Archäologen glauben, dass die als Basilika bekannte Kirche im römischen Stil um 390 am Ufer des Sees erbaut wurde, als Iznik als Nicea bekannt war und Istanbul Konstantinopel war - das östliche Zentrum des Römischen Reiches. Die Archäologen glauben nun, dass diese Kirche einen weiteren Schatz darunter verstecken könnte: einen heidnischen Tempel.
Im Jahr 740 zerstörte ein Erdbeben die Kirche, die später unter der Oberfläche des Sees versank und die Ruinen mehr als 1.600 Jahre später untergetaucht und vergessen ließ, bis sie wiederentdeckt wurden.
Bevor einer dieser Reichtümer für die Geschichte verloren geht, haben Şahin und der lokale Regierungschef Alinur Aktaş gefordert, dass die Stätte als erstes archäologisches Unterwassermuseum der Türkei eingerichtet wird.
Unterwasserarchäologie
Şahin und Mitarbeiter des Archäologischen Museums von Iznik führen seit 2015 Unterwasserausgrabungen der untergetauchten Basilika durch. Das heiße Klima der Region bedeutet, dass der See mit Algen gefüllt ist, was die Sichtbarkeit während der Ausgrabungstauchgänge auf einige Zentimeter reduzieren kann, sagte Şahin . Die Archäologen verwenden spezielle Vakuumgeräte, um den Boden von den Unterwassergrabungen zum Ufer zu transportieren, wo er nach Artefakten gesiebt werden kann.
Şahin sagte, dass zu den wichtigsten Funden mehrere menschliche Gräber unter der Hauptquerwand der Basilika gehörten, die als Bema-Wand bekannt sind und sich auf eine erhöhte Plattform beziehen, die vom Klerus benutzt wird.
Mehrere in diesen Gräbern gefundene Münzen stammen aus der Regierungszeit der römischen Kaiser Valens (der von 364 bis 378 regierte) und Valentinian II (der von 375 bis 392 regierte), die zeigten, dass die Basilika nach 390 erbaut wurde, sagte Şahin.
Şahin glaubt, dass die Basilika dem heiligen Neophytos gewidmet war, der 303 während der Regierungszeit des Kaisers Diokletian in Nicea von den Römern getötet wurde.

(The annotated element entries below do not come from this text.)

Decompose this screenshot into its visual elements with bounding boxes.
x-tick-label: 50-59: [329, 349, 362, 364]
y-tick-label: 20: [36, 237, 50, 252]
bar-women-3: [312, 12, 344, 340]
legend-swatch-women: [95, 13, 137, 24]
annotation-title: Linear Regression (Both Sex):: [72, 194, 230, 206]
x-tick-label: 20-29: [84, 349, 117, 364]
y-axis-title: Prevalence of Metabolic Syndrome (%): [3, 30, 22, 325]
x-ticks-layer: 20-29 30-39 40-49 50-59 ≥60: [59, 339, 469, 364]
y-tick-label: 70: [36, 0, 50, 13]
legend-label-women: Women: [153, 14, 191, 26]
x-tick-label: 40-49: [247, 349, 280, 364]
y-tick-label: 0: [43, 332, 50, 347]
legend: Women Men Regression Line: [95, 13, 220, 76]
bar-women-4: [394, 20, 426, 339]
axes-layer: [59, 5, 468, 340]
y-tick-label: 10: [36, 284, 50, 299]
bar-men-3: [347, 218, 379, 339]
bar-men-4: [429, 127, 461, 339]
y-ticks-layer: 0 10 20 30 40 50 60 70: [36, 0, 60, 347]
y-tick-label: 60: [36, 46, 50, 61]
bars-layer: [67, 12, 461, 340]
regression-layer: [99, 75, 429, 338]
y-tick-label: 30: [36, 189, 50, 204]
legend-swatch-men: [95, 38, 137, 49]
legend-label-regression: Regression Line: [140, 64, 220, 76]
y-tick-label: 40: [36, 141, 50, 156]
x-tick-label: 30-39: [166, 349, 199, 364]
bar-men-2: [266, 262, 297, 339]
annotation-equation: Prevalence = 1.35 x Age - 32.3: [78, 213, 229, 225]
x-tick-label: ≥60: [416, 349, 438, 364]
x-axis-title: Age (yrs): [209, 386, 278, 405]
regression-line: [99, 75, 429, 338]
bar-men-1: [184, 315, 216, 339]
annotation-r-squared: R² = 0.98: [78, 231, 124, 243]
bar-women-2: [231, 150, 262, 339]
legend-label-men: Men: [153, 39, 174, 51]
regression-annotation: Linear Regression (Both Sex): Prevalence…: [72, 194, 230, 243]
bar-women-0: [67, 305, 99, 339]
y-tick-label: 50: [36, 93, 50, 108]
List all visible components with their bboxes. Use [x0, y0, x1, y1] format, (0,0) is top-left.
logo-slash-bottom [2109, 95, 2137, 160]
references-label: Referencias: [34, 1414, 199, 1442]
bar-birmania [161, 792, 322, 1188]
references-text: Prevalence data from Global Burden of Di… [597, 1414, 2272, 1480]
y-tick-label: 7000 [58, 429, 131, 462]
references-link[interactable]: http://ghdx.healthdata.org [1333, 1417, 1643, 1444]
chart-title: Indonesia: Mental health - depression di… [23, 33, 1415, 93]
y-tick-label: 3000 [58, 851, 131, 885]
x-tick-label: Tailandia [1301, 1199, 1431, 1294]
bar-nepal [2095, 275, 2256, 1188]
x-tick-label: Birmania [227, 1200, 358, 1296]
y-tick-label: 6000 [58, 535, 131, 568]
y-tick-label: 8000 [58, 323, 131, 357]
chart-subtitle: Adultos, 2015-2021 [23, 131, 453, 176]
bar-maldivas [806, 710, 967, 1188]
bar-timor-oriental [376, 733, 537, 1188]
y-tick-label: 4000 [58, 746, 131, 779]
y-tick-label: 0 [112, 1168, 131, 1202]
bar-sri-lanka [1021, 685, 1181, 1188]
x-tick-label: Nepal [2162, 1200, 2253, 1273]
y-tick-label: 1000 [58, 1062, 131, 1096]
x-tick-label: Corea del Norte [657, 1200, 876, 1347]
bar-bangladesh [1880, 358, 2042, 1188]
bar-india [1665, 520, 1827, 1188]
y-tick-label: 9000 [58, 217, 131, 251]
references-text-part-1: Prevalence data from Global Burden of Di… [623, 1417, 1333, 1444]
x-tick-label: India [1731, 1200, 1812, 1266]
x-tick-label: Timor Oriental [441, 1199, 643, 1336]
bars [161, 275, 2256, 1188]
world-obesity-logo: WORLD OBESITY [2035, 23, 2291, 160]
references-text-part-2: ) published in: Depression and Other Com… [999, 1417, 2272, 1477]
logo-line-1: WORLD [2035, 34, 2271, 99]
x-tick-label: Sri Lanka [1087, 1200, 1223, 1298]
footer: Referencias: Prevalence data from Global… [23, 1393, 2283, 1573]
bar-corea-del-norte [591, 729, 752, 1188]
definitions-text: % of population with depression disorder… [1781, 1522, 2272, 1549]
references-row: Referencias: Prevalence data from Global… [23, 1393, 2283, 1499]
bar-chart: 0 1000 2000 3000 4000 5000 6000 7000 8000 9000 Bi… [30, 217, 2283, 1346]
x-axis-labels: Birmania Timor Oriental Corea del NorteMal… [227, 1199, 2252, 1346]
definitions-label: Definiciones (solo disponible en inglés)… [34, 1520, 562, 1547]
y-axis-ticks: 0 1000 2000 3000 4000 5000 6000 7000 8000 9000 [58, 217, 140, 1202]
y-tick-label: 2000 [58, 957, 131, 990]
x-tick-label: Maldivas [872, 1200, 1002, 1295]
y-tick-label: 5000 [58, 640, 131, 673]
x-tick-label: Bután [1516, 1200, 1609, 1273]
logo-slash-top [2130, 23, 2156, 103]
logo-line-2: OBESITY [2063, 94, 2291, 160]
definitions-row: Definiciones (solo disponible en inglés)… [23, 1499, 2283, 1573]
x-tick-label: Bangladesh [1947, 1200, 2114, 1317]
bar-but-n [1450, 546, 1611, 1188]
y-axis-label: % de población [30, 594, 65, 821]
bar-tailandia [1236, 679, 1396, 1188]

Zehn Jahre später, im Jahr 313, erließ Kaiser Konstantin der Große das Edikt von Mailand, mit dem die religiöse Toleranz für das Christentum im gesamten Römischen Reich festgelegt wurde. Neophytos wurde als frühchristlicher Märtyrer gefeiert.

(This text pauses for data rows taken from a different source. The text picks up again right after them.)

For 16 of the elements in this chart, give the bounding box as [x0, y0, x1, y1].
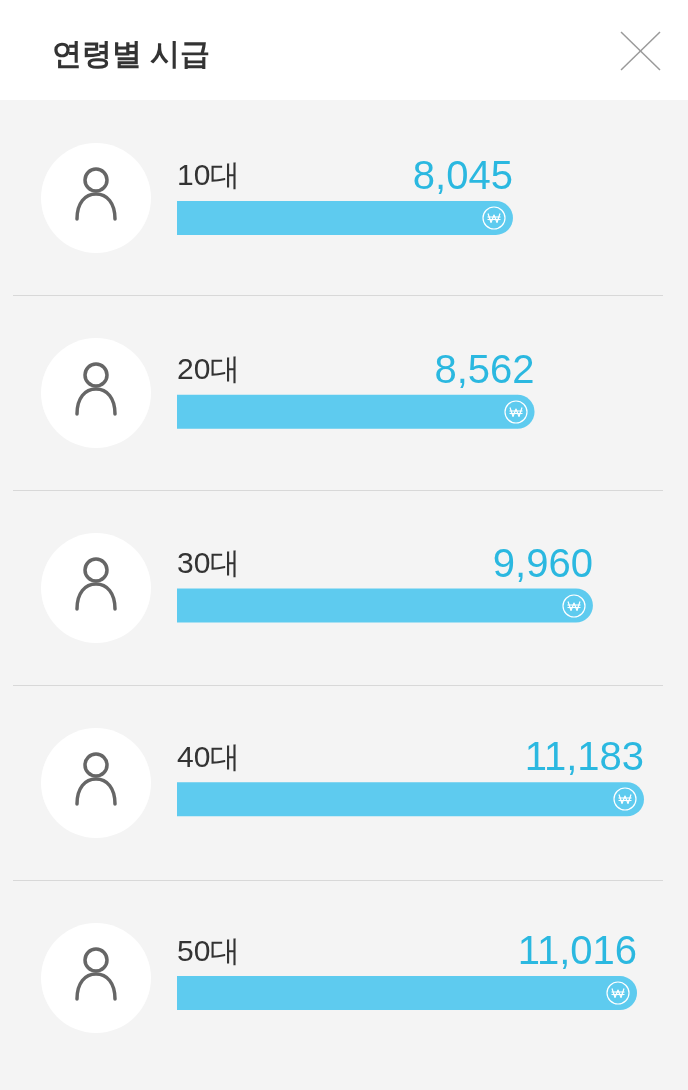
data-label: 8,562	[434, 346, 535, 391]
data-label: 11,016	[517, 928, 638, 973]
y-tick-label: 40대	[177, 739, 241, 773]
data-label: 11,183	[524, 734, 644, 779]
y-tick-label: 50대	[177, 933, 241, 967]
bar	[177, 200, 513, 235]
y-tick-label: 10대	[177, 158, 241, 192]
bar	[177, 394, 535, 429]
chart-title: 연령별 시급	[52, 36, 211, 70]
bar	[177, 782, 644, 817]
data-label: 9,960	[492, 540, 593, 585]
data-label: 8,045	[412, 152, 513, 197]
bar	[177, 588, 593, 623]
bar	[177, 976, 638, 1011]
y-tick-label: 20대	[177, 352, 241, 386]
y-tick-label: 30대	[177, 546, 241, 579]
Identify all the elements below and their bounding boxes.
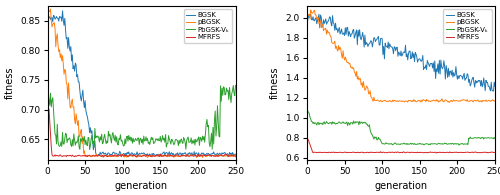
BGSK	[159, 153, 165, 155]
Line: BGSK: BGSK	[307, 14, 495, 91]
pBGSK	[308, 9, 314, 11]
PbGSK-Vₖ	[456, 144, 462, 146]
MFRFS	[172, 155, 178, 157]
pBGSK	[232, 156, 238, 158]
X-axis label: generation: generation	[374, 181, 428, 191]
PbGSK-Vₖ	[44, 79, 51, 81]
pBGSK	[131, 154, 137, 157]
pBGSK	[173, 154, 179, 157]
PbGSK-Vₖ	[131, 141, 137, 143]
Line: pBGSK: pBGSK	[307, 10, 495, 103]
MFRFS	[431, 151, 437, 154]
PbGSK-Vₖ	[172, 138, 178, 141]
BGSK	[378, 37, 384, 39]
BGSK	[131, 153, 137, 155]
pBGSK	[119, 153, 125, 155]
pBGSK	[432, 100, 438, 102]
BGSK	[119, 153, 125, 156]
pBGSK	[158, 154, 164, 156]
Line: BGSK: BGSK	[48, 11, 236, 156]
pBGSK	[378, 100, 384, 102]
BGSK	[156, 155, 162, 157]
PbGSK-Vₖ	[86, 148, 92, 151]
Y-axis label: fitness: fitness	[270, 67, 280, 99]
PbGSK-Vₖ	[446, 143, 452, 145]
MFRFS	[186, 155, 192, 157]
Line: MFRFS: MFRFS	[48, 92, 236, 157]
MFRFS	[131, 154, 137, 157]
Line: PbGSK-Vₖ: PbGSK-Vₖ	[48, 80, 236, 150]
pBGSK	[390, 100, 396, 103]
PbGSK-Vₖ	[378, 139, 384, 142]
MFRFS	[378, 151, 384, 153]
BGSK	[418, 60, 424, 63]
pBGSK	[492, 100, 498, 102]
BGSK	[186, 152, 192, 154]
BGSK	[304, 14, 310, 17]
BGSK	[432, 60, 438, 62]
BGSK	[390, 53, 396, 55]
MFRFS	[304, 130, 310, 132]
pBGSK	[304, 15, 310, 18]
PbGSK-Vₖ	[156, 139, 162, 142]
pBGSK	[418, 99, 424, 101]
PbGSK-Vₖ	[304, 107, 310, 109]
pBGSK	[48, 8, 54, 10]
MFRFS	[156, 155, 162, 158]
BGSK	[232, 153, 238, 155]
PbGSK-Vₖ	[159, 139, 165, 141]
MFRFS	[446, 152, 452, 154]
PbGSK-Vₖ	[232, 84, 238, 87]
pBGSK	[188, 154, 194, 156]
MFRFS	[44, 91, 51, 93]
pBGSK	[160, 154, 166, 157]
Y-axis label: fitness: fitness	[5, 67, 15, 99]
MFRFS	[434, 152, 440, 154]
PbGSK-Vₖ	[119, 139, 125, 141]
Legend: BGSK, pBGSK, PbGSK-Vₖ, MFRFS: BGSK, pBGSK, PbGSK-Vₖ, MFRFS	[184, 9, 232, 43]
MFRFS	[390, 151, 396, 153]
MFRFS	[418, 151, 424, 153]
pBGSK	[447, 101, 453, 103]
PbGSK-Vₖ	[418, 143, 424, 145]
PbGSK-Vₖ	[186, 141, 192, 143]
pBGSK	[416, 99, 422, 102]
pBGSK	[44, 11, 51, 13]
MFRFS	[100, 156, 106, 158]
BGSK	[172, 154, 178, 156]
BGSK	[492, 85, 498, 88]
BGSK	[44, 12, 51, 15]
X-axis label: generation: generation	[115, 181, 168, 191]
BGSK	[190, 155, 196, 158]
MFRFS	[119, 154, 125, 157]
pBGSK	[144, 156, 150, 159]
PbGSK-Vₖ	[390, 144, 396, 146]
BGSK	[308, 13, 314, 15]
Line: PbGSK-Vₖ: PbGSK-Vₖ	[307, 108, 495, 145]
Line: MFRFS: MFRFS	[307, 131, 495, 153]
BGSK	[446, 75, 452, 78]
MFRFS	[232, 155, 238, 157]
MFRFS	[159, 155, 165, 157]
BGSK	[490, 90, 496, 92]
MFRFS	[492, 151, 498, 154]
PbGSK-Vₖ	[492, 137, 498, 140]
BGSK	[416, 58, 422, 60]
Line: pBGSK: pBGSK	[48, 9, 236, 158]
Legend: BGSK, pBGSK, PbGSK-Vₖ, MFRFS: BGSK, pBGSK, PbGSK-Vₖ, MFRFS	[443, 9, 492, 43]
BGSK	[60, 10, 66, 12]
pBGSK	[446, 101, 452, 104]
PbGSK-Vₖ	[416, 143, 422, 145]
MFRFS	[416, 152, 422, 154]
PbGSK-Vₖ	[431, 143, 437, 145]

Die Stadt Nicea selbst wurde im Jahr 325 in der gesamten christlichen Welt berühmt, als Konstantin den ersten Rat der Kirchenführer einberief, um die Grundüberzeugungen der Religion zu bestimmen, die er im gesamten heidnischen Römischen Reich förderte.
Tempelgeheimnis
Aber das Geheimnis der untergetauchten Ruinen im Iznik-See ist vielleicht noch älter als das Christentum.

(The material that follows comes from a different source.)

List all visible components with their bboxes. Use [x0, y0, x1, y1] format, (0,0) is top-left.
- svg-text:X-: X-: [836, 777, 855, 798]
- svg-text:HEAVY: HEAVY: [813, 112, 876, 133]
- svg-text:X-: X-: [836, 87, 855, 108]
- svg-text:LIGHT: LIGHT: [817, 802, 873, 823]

Şahin sagte, dass die Basilika möglicherweise auf einem heidnischen Tempel für Apollo errichtet wurde, einen griechischen und römischen Sonnengott, der in frühchristlicher Zeit manchmal mit Jesus in Verbindung gebracht wurde. Römische Aufzeichnungen berichteten, dass der Kaiser Commodus ab 180 n. Chr. Das Römische Reich regierte bis 192 baute er einen Tempel für Apollo in Nicea außerhalb der Stadtbefestigung.
Einige frühe Münzen und Fragmente einer alten Lampe, die auf dem Kirchengelände entdeckt wurden, deuten auf eine noch frühere Struktur hin, sagte Şahin. "Könnte dieser Tempel unter den Überresten der Basilika gewesen sein?"
Wenn die Pläne für das Unterwassermuseum genehmigt werden, könnte der Bau in diesem Jahr beginnen und 2019 für Besucher geöffnet werden, sagte Şahin.
Zu den Museumsgebäuden gehören ein 20 m hoher Turm, damit die Ruinen vom Ufer aus gesehen werden können, und ein Gehweg über den See über dem untergetauchten Gelände.
Der Museumskomplex würde auch einen Tauchclub umfassen, damit Touristen die versunkenen Ruinen erkunden können, und einen Unterwasserraum mit Glaswänden im Kirchenschiff der untergetauchten Basilika, in dem Besucher der alten Kirche beten könnten, sagte Şahin.
Anmerkung der Redaktion: Dieser Artikel wurde aktualisiert, um eine Aussage zu korrigieren, wonach Istanbul die Hauptstadt der Türkei ist. Ankara ist die derzeitige Hauptstadt der Türkei.